Wednesday, May 01, 2002

John Irving Gets Away With Murder

Thinking about fiction all of a sudden. You know, in his novel The Fourth Hand, Irving does something so great, it just knocked me out. Most writers could NEVER pull it off. He turns his protagonist on his head, and keeps him dangling there for a while. He makes you question everything about the hero you thought you knew -- and everything about yourself you thought you knew.

In the novel, Patrick Wallingford, the womanizing TV anchor who is finally so close to getting the real girl of his dreams, a girl who is NOT his usual prey and has him essentially dumbfounded — a nice girl who would not usually go for a womanizing cur — the hero suddenly questions himself about whether in fact he's a "nice guy." Oddly, although we as readers start out by thinking he's a jerk, by the time he's close to being with this nice girl, we kindof like him and we want him to win her and when he hesitates, it is personally painful.

The poor shit's world just about comes undone in this moment of doubt. He's not a guy that ever doubts himself -- or certainly not his ability with women. In fact, he's always predicated his life on the fact that he's a good guy, a nice guy and suddenly he realizes maybe he's NOT.

It's such a deft move to pull off in fiction.
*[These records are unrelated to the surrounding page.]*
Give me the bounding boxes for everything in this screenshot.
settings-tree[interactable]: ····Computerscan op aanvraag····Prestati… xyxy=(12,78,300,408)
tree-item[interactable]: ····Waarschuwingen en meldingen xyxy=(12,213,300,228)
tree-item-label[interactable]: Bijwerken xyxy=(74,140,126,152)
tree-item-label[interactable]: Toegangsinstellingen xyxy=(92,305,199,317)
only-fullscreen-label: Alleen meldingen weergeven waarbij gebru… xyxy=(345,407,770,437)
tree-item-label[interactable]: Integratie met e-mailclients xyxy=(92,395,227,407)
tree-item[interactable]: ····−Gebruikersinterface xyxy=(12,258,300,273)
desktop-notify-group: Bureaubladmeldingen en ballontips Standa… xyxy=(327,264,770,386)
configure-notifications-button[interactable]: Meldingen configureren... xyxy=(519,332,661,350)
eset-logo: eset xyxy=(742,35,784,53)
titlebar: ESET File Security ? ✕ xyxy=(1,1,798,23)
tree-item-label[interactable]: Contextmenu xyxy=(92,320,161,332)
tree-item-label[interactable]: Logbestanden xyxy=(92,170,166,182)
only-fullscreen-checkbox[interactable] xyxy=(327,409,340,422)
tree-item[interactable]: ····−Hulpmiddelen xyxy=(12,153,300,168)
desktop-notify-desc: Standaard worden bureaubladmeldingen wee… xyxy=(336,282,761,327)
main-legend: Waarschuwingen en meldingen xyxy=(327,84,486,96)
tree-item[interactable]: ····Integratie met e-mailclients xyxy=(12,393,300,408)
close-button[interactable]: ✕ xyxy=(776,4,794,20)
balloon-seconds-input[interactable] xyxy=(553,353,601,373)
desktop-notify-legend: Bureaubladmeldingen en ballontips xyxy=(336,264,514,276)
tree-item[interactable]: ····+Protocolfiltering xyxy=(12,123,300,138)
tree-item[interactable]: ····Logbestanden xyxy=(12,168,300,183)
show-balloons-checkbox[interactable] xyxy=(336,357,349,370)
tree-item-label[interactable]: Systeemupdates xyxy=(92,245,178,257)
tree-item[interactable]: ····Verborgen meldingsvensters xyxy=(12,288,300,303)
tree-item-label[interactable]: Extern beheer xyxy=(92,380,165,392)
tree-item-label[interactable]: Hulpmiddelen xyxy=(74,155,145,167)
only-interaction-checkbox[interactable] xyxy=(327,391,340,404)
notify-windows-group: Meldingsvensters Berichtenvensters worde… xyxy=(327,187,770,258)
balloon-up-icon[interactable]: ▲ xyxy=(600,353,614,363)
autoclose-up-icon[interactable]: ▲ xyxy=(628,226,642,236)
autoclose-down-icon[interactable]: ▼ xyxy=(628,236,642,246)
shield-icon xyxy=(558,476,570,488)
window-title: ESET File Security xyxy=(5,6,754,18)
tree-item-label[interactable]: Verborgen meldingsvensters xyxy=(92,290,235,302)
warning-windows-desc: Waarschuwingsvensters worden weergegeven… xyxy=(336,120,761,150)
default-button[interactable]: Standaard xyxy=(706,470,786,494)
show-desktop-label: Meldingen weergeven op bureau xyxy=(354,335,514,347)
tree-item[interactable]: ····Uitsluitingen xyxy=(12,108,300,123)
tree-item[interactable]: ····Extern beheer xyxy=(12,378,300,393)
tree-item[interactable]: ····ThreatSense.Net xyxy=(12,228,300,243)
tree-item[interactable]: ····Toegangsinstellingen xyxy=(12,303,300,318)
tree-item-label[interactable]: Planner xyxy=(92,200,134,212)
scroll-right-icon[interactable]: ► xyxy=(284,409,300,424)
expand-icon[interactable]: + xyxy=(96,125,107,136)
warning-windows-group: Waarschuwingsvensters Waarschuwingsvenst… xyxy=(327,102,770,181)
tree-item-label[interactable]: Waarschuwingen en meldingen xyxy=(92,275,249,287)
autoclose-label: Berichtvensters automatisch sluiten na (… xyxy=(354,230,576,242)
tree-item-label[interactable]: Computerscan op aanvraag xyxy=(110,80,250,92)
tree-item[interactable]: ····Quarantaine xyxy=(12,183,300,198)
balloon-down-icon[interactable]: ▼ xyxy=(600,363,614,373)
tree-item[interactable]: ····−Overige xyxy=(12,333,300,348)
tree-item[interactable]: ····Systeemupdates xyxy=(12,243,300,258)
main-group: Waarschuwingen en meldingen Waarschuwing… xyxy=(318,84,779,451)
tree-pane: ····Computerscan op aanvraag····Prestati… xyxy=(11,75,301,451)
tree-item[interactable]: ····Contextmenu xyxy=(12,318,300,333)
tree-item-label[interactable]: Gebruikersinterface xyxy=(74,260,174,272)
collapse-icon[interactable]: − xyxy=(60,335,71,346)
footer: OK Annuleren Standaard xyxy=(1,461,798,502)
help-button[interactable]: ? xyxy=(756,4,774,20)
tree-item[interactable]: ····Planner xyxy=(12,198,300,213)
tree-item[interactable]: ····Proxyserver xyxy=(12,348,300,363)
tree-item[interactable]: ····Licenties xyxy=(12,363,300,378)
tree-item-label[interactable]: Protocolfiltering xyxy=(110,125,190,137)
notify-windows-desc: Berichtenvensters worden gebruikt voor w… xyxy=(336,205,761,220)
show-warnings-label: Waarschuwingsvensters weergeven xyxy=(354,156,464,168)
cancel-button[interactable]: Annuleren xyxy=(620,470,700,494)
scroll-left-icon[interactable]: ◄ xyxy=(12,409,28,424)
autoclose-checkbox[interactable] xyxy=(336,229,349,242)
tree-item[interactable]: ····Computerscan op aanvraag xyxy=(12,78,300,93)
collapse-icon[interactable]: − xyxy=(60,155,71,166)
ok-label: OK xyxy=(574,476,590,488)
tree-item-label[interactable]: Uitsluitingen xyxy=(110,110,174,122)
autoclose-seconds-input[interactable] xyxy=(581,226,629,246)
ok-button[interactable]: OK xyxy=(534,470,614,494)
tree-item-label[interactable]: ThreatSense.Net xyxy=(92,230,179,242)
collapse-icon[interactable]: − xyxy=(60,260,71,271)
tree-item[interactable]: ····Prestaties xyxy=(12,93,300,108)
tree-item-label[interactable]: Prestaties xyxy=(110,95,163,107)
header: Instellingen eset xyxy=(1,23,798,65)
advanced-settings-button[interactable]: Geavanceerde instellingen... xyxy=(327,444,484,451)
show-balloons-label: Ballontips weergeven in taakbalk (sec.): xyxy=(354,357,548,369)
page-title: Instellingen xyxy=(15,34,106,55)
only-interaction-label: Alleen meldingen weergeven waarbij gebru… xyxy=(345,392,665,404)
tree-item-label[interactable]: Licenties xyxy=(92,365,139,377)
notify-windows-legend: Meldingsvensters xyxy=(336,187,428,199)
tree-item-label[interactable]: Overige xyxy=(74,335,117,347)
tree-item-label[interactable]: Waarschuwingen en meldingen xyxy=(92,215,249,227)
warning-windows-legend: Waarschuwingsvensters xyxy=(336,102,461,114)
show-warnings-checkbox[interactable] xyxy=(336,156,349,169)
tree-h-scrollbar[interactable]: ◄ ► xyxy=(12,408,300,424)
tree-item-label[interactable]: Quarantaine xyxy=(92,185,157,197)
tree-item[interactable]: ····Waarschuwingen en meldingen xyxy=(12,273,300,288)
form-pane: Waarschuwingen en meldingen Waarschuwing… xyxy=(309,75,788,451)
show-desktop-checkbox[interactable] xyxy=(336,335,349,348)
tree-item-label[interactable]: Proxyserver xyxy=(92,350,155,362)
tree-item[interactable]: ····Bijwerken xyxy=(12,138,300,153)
It perfectly describes what we ALL do when we grow up and grow old — we spend a life time thinking we're good guys and then something happens that forces us to question everything in our lives. At dark times — in deaths, in divorces, on dark nights, we come up against a scary feeling. We wonder, "ARE we the good guys?" And the hero of the book does this -- a really shallow guy basically -- but when he does this, it's quite amazing.

Does he get the girl? Gotta read the book.